A la veille d’annonces de manifestations et de contre-manifestations pour le 23 octobre et sur fond de violences politiques, de contestations sociales, de crise économique et de probables affrontements, Marzouki, en prenant le peuple à témoin, pourrait devenir une personne clef pour la suite des événements. Mais osera-t-il franchir ce cap? Du moins, a-t-il vraiment les reins suffisamment solides pour le faire?
Pour le moment, il semble ne pas avoir tranché sur plusieurs sujets. Alors que beaucoup pensent que s’il n’est pas allé plus loin, c’était pour soulager sa monture. Il a tenu à ne pas indisposer outre mesure ses amis d’avant-hier. Le président n’a pas tranché sur les sujets qui fâchent et se réjouit des concessions que fait Ennahdha sur la Constitution. Il semble oublier que l’objectif de cette Assemblée constituante était de faire une avancée historique en matière de droits et non pas de batailler pour garantir les acquis!

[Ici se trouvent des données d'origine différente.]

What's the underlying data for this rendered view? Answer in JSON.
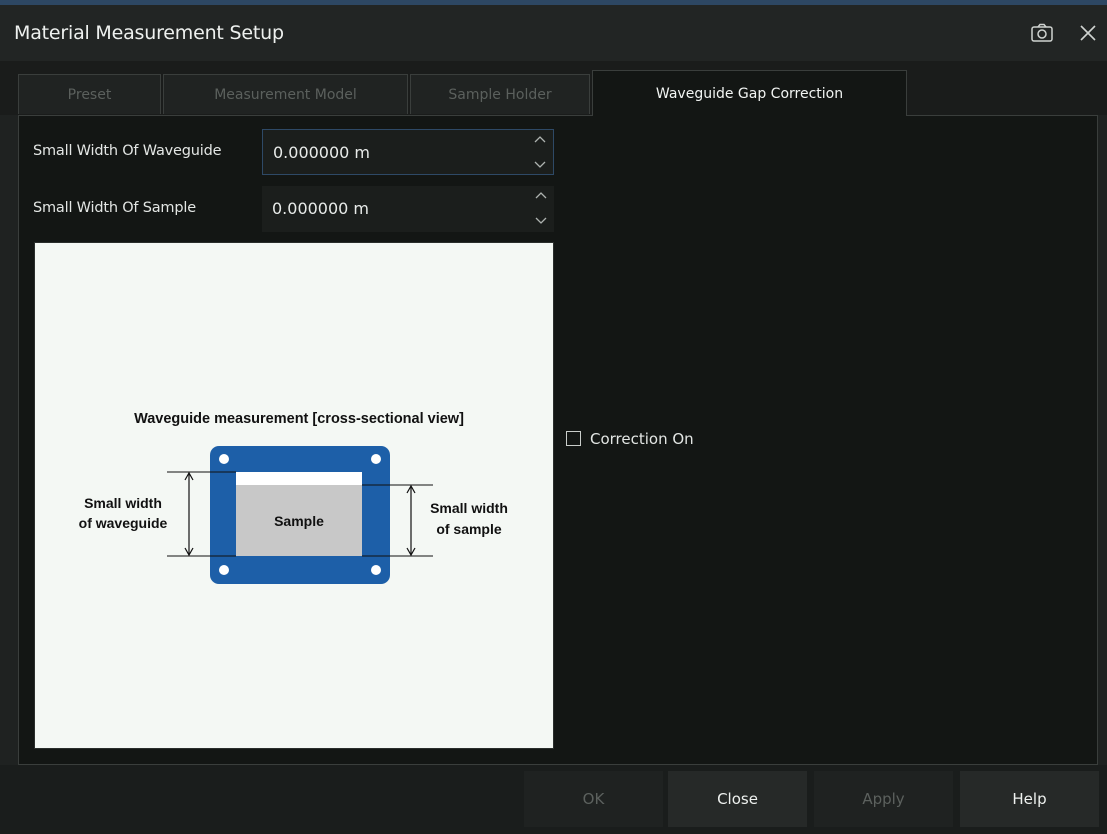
{
  "window": {
    "title": "Material Measurement Setup"
  },
  "tabs": [
    {
      "label": "Preset",
      "active": false
    },
    {
      "label": "Measurement Model",
      "active": false
    },
    {
      "label": "Sample Holder",
      "active": false
    },
    {
      "label": "Waveguide Gap Correction",
      "active": true
    }
  ],
  "fields": {
    "waveguide": {
      "label": "Small Width Of Waveguide",
      "value": "0.000000 m"
    },
    "sample": {
      "label": "Small Width Of Sample",
      "value": "0.000000 m"
    }
  },
  "figure": {
    "title": "Waveguide measurement [cross-sectional view]",
    "left_label_1": "Small width",
    "left_label_2": "of waveguide",
    "right_label_1": "Small width",
    "right_label_2": "of sample",
    "sample_label": "Sample"
  },
  "correction": {
    "label": "Correction On",
    "checked": false
  },
  "buttons": {
    "ok": "OK",
    "close": "Close",
    "apply": "Apply",
    "help": "Help"
  },
  "icons": {
    "screenshot": "camera-icon",
    "close": "close-icon"
  },
  "colors": {
    "accent": "#2e4966",
    "waveguide_frame": "#1d5fa8",
    "sample_fill": "#c8c8c8"
  }
}
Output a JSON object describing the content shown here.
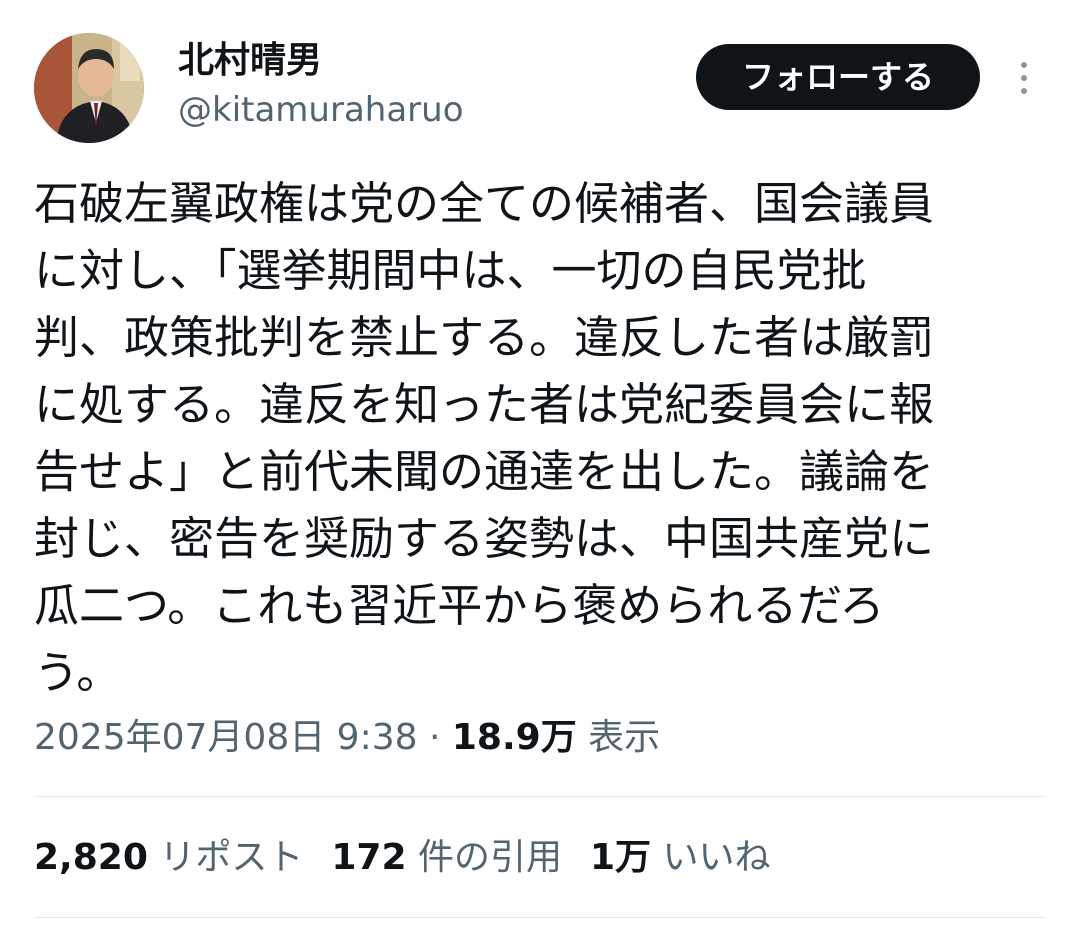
{
  "author": {
    "display_name": "北村晴男",
    "handle": "@kitamuraharuo",
    "avatar_icon": "user-photo-avatar"
  },
  "follow_button_label": "フォローする",
  "more_icon": "more-vertical-icon",
  "tweet": {
    "text": "石破左翼政権は党の全ての候補者、国会議員\nに対し、「選挙期間中は、一切の自民党批\n判、政策批判を禁止する。違反した者は厳罰\nに処する。違反を知った者は党紀委員会に報\n告せよ」と前代未聞の通達を出した。議論を\n封じ、密告を奨励する姿勢は、中国共産党に\n瓜二つ。これも習近平から褒められるだろ\nう。"
  },
  "meta": {
    "timestamp": "2025年07月08日 9:38",
    "separator": " · ",
    "views_count": "18.9万",
    "views_label": "表示"
  },
  "stats": {
    "reposts": {
      "count": "2,820",
      "label": "リポスト"
    },
    "quotes": {
      "count": "172",
      "label": "件の引用"
    },
    "likes": {
      "count": "1万",
      "label": "いいね"
    }
  },
  "colors": {
    "text_primary": "#0f1419",
    "text_secondary": "#536471",
    "button_bg": "#0f1419",
    "button_text": "#ffffff",
    "divider": "#e6e9ec"
  }
}
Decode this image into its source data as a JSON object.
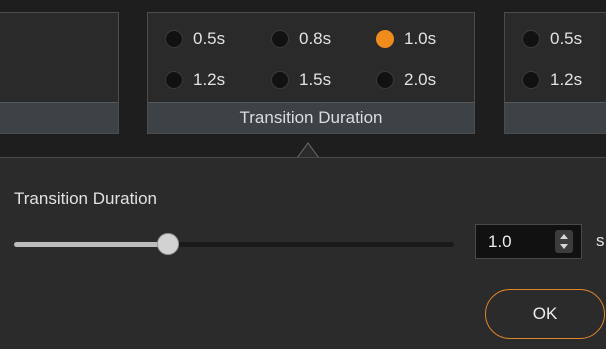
{
  "center_panel": {
    "options": [
      "0.5s",
      "0.8s",
      "1.0s",
      "1.2s",
      "1.5s",
      "2.0s"
    ],
    "selected": "1.0s",
    "footer_label": "Transition Duration"
  },
  "right_panel": {
    "options": [
      "0.5s",
      "1.2s"
    ]
  },
  "settings": {
    "label": "Transition Duration",
    "slider_value": 0.35,
    "value": "1.0",
    "unit": "s",
    "ok_label": "OK"
  },
  "colors": {
    "accent": "#f08c1e",
    "background": "#2b2b2b",
    "toolbar_background": "#1e1e1e"
  }
}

Marzouki a prôné l’accélération de la justice transitionnelle et a tenté de banaliser les dires de Rached Ghannouchi sur la fameuse vidéo prétextant que ce dernier était libre dans ses idées. «Libre dans ses idées…». Mais, justement quelles idées? Assurément pas celles dont ils ont convenus à un moment où, par la révolution, il avait pris l’engagement au nom du peuple Tunisien de le faire recouvrer sa souveraineté et l’exercer pleinement.